第25話:竜滅の刃②

 ……あれ、おかしいな。時間がないし何より私が恥ずかしいから、早く記憶取り戻してもらって別れたいんじゃなかったっけ? これじゃまるで、

 (ライトに儀式に出てほしくないみたいじゃない!)

 ていうか、うっかり漏らしたつぶやきに気づいてもらえなくてつまらないって。ここ何日か小っ恥ずかしい言動にさらされすぎて、ちょっと――いや、けっこう毒されたか? それともまさか、本当にお別れが寂しいのか、もしかして!?

 影響されすぎだろういくら何でも! と頭を抱えていたら、急にぽん、肩をたたかれた。

 「リーゼ、ちょっといいか」

 「うわあ!」

 思わず飛び上がって振り返る。一方の声をかけてきた側――ライトはといえば、いつも通りのほほんとした様子で片手を差し出した。

 「はい、これ」

 「え、……お花?」

 そう。彼の手の中でたおやかに揺れているのは、薄紫色の花穂も愛らしいラベンダーだ。甘やかな香りが鼻をくすぐり、ほっと息をついたリーゼにライトが再び口を開く。

 「さっきそこのおばさんにもらったんだ、リーゼはこれが好きだからって」

 「えっ!?」

 とっさに背後をのぞき込んだら、近場の露天でお客と話していた顔見知りのおばちゃん……いや、ご婦人が手を振ってくる。口の形だけで『がんばって!』と伝えられ、開いた口がふさがらなくなった。一体何の話ですか!

 そういえばここ数日、買い物に来るとやけに熱心に話しかけてきてたっけなぁ……一体どこをどういう風に誤解されているのか、知りたいような知りたくないような。あるいはとっくにネタが割れているような。

 何にしても確かなのは、そんな周囲の間違った優しさが悶絶するほど恥ずかしいということだ。

 言葉にならない心の叫びを持て余して身悶える。ライトは苦笑しながらそんな様子を見ていたが、ややあってふとつぶやいた。

 「――泣いてたんだ、女のひとが」

 ぽつんと落ちた一言に顔を上げる。見上げた相手はいつのまにか、足下に視線を落として真剣な表情をしていた。まるで自分の内面を覗き込もうとするみたいに。

 「ずーっと考えてたら、少しずつ思い出してきた。王城で放電したとき、ちらっと見えたんだ。ベッドに横になって、泣いてるひと」

 浮かんだのは、どこかの寝室。怪我なのか病気なのか、力ない様子で寝床に横たわる若い女性。閉じた目じりから涙の粒が転がり落ちる……

 「それ、誰だかわかる!?」

 「……頑張ったけど、竜か人かも見分けられないくらい一瞬だったし。それに結局、何に対して腹が立ったのかも……」

 「そっかぁ……」

 思わず詰め寄ったのだが、意に反して力ない答えが来て肩を落とす。やっと掴んだと思った手がかりがあっさりすり抜けていったわけで、落胆もひとしおだ。

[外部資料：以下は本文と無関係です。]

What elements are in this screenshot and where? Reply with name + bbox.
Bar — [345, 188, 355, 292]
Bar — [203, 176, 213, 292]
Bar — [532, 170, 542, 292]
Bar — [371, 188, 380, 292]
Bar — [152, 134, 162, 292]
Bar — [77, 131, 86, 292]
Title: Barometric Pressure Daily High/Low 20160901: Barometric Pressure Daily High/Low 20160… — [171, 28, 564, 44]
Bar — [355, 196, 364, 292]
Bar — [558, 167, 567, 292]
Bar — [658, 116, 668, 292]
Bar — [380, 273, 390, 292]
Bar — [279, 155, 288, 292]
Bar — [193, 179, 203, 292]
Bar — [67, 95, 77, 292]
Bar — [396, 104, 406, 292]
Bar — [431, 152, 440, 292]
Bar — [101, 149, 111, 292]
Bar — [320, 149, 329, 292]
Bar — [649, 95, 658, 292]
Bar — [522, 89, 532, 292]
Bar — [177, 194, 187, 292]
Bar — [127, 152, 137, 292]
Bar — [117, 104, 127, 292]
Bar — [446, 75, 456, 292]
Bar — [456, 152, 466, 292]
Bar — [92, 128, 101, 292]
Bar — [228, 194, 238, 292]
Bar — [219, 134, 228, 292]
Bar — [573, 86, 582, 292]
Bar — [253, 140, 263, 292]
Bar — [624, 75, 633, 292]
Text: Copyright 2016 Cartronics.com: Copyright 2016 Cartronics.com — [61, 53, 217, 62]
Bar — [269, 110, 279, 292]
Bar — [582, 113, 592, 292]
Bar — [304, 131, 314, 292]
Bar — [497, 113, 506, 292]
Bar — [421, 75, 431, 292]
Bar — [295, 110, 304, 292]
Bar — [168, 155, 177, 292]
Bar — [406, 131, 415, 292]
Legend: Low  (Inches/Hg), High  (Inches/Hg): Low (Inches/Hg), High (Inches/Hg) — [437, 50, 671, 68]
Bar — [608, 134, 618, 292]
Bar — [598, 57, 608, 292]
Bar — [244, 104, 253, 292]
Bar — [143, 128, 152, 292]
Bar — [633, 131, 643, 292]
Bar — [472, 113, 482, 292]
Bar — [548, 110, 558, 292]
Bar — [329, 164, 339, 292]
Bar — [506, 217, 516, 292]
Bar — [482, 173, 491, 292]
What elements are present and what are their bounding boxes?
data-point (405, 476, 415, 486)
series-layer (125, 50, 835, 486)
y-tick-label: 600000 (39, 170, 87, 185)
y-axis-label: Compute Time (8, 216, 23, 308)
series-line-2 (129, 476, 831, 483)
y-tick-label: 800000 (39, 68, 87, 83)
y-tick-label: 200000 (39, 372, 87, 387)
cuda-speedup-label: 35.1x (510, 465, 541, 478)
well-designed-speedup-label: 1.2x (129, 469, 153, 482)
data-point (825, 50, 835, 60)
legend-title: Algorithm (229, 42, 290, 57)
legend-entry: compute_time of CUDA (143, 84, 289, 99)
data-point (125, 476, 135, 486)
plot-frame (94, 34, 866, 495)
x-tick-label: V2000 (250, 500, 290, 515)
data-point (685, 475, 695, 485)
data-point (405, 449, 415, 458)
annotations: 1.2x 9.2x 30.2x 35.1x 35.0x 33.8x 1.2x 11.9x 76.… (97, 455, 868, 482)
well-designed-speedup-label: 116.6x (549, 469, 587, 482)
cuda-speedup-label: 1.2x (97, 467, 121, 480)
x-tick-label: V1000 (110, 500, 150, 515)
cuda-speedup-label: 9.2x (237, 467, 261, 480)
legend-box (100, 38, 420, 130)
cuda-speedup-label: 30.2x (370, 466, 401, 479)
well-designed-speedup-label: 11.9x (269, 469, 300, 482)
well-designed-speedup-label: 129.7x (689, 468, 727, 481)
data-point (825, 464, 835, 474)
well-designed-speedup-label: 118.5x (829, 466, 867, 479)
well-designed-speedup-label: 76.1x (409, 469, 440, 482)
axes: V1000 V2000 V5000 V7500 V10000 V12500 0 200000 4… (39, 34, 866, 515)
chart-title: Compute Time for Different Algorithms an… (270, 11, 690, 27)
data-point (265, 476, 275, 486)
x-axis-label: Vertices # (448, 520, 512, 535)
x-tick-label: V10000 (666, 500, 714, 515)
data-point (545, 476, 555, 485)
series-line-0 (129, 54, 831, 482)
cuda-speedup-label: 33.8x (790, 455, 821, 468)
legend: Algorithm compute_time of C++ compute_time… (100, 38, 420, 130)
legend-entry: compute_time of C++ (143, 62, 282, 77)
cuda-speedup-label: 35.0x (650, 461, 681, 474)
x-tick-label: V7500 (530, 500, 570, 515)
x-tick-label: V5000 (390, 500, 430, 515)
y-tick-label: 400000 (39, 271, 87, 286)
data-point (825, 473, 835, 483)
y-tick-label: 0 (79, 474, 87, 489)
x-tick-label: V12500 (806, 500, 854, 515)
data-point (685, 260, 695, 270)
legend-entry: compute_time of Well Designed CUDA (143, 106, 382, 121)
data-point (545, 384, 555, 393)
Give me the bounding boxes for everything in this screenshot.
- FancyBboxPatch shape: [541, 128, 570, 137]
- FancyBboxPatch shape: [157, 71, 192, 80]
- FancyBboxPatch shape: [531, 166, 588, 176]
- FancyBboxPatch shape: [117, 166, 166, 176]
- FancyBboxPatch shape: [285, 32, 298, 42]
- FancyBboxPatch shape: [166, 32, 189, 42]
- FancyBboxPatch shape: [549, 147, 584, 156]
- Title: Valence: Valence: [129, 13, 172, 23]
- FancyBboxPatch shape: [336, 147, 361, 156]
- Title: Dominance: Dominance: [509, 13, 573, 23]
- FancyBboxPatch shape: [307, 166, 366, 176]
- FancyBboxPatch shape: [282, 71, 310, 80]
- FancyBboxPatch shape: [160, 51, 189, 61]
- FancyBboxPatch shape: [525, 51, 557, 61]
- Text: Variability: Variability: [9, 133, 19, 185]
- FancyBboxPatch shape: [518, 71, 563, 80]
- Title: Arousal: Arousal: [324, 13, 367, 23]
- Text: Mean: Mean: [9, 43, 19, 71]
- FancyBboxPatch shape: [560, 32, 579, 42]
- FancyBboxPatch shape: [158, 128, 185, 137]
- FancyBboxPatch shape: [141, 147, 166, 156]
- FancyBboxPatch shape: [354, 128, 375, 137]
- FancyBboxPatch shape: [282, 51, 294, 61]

 当の本人よりよほどへこんでいるリーゼに、ライトは一つ瞬きをしてひょいと腕を伸ばし、よしよしと頭をなでてやった。さっきよりも幾分優しい手つきで。

 「……あのー、ライト?」

 「ん? あぁごめん、いつものクセで。――もしまた何か思い出したら、ちゃんと言うからさ。そのときに協力してもらっていいか? とりあえず、記憶が戻る兆しはあったってことで」

 「う、うん……ほ、ほんとにちゃんと言ってよ?」

 「もちろん。頼りにしてるよ」

 めいっぱいしかめつらしく念押ししてみれば、すっかりいつも通りの笑みが返って来てさらに頭をかいぐり回される。元気良くわしわしやっているわりに全く痛くないが、問題は露天商を含む周囲の皆さんが、やたら温かい眼差しをこちらに向けているということで。正直いうと痛みの有無よりそっちが気になるし、そもそも……

 (気を遣ったつもりが逆に励まされてるじゃないの、私! もうちょっと頑張って気を回してあげなきゃ……!)

 自分の不甲斐なさに落胆しつつ、頼りにしてるよと言われたのは素直に嬉しい。より多く心を占めているのはどっちだろう、と不毛な分析をしつつ、複雑な心境を持て余すリーゼロッテだった。